The team tested IAIL with seven different robots in 30 different scenarios, which showed the methods’ ability to adapt behaviors across different robots and tasks and allowed for multi-robot teamwork.
“Rather than reproducing low-level motor actions or embodiment-specific features, our approach contrasts and associates behaviors according to their task objectives, which supports both agent-to-agent and team-to-team transfer,” Zhang said.
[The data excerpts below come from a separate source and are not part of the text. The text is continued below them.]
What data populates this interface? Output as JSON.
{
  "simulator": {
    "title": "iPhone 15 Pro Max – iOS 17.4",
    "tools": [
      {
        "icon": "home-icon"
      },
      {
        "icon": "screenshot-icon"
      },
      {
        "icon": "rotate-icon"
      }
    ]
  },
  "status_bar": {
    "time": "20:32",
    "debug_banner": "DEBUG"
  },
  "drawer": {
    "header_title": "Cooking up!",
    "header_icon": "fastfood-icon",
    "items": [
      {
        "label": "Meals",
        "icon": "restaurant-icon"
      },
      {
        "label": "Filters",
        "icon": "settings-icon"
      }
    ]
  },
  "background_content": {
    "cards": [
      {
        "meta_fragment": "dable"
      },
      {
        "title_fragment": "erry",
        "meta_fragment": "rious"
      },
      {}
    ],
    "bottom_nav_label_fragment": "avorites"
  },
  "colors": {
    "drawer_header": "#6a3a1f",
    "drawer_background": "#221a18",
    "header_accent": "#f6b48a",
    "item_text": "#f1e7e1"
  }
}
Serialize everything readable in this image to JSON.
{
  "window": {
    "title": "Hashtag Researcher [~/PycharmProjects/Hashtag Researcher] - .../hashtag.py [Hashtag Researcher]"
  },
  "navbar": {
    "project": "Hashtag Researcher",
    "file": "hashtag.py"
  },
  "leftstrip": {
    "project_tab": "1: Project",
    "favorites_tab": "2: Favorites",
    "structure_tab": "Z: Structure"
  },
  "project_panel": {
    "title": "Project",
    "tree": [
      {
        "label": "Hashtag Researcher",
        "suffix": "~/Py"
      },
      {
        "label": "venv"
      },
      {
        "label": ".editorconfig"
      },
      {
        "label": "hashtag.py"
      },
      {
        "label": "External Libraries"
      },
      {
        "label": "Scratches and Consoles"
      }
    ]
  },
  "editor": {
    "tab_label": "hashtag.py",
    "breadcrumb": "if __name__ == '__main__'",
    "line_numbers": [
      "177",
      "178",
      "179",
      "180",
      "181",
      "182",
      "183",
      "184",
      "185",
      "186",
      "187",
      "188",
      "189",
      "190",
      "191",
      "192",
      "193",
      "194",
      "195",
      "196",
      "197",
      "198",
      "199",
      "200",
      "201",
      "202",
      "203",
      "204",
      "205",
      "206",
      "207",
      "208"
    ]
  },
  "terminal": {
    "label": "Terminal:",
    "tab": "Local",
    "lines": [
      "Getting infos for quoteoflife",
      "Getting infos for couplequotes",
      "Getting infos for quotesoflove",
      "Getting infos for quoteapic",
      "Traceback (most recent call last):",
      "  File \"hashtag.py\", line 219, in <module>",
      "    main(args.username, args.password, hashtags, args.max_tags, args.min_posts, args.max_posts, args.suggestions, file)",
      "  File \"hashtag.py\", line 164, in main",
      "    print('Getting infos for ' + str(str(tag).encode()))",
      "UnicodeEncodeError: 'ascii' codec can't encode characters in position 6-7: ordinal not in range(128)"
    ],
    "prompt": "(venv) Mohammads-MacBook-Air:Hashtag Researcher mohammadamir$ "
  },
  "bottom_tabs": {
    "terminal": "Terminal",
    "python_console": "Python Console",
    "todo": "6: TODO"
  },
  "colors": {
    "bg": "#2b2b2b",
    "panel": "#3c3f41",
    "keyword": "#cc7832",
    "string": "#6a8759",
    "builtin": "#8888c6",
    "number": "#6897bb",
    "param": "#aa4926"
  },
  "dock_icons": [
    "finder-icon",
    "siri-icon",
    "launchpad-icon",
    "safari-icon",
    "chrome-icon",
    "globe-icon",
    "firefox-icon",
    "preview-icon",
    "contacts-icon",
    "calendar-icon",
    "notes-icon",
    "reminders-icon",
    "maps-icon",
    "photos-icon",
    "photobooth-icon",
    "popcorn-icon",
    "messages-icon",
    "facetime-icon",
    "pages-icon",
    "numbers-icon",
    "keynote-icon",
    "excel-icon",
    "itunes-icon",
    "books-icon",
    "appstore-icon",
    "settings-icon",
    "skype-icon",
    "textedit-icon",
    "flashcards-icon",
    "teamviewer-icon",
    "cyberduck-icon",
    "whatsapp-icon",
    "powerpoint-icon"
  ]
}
An intention is the goal or result that a robot aims to achieve through an action. It is described using human language, which helps separate the specifics of how the action is controlled or physically performed. The team created a shared intention space by aligning motion embeddings with their corresponding annotations, which allowed similar intentions to be measured among robots with different designs and capabilities. The learning robot then retrieves the most demonstration-relevant behavior from its pre-trained repertoire by matching intentions. This method also works with teams of robots, the team said.
Zhang said their method is inspired by human cultural learning mechanisms, where individuals understand the actions of others and express them through their own behavior. It is also in line with cognitive science, which shows that humans who learn prioritize reproducing a demonstrator’s inferred goals over their exact movements, as well as with neuroscience, which shows that humans interpret behavior intentionally rather than by imitating movements.
“Our linguistic approach offers a complementary and robust perspective, providing a shared, high-level code for intention that bridges embodiment gaps where direct visual or motion correspondence is unreliable,” Zhang said. “By organizing robot behaviors in a shared intention space aligned with descriptors humans can understand, IAIL supports legibility and predictability, which plays to our favor in collaborations, particularly with humans.”
Chen X, Gao Y, Liu H, Yang F, Ghadirzadeh A, Yang J, Liang B, Zhang C, Lam TL, Zhu S-C. Cross-Robot Behavior Adaptation through Intention Alignment. Science Robotics, March 18, 2026. DOI: 10.1126/scirobotics.adv2250.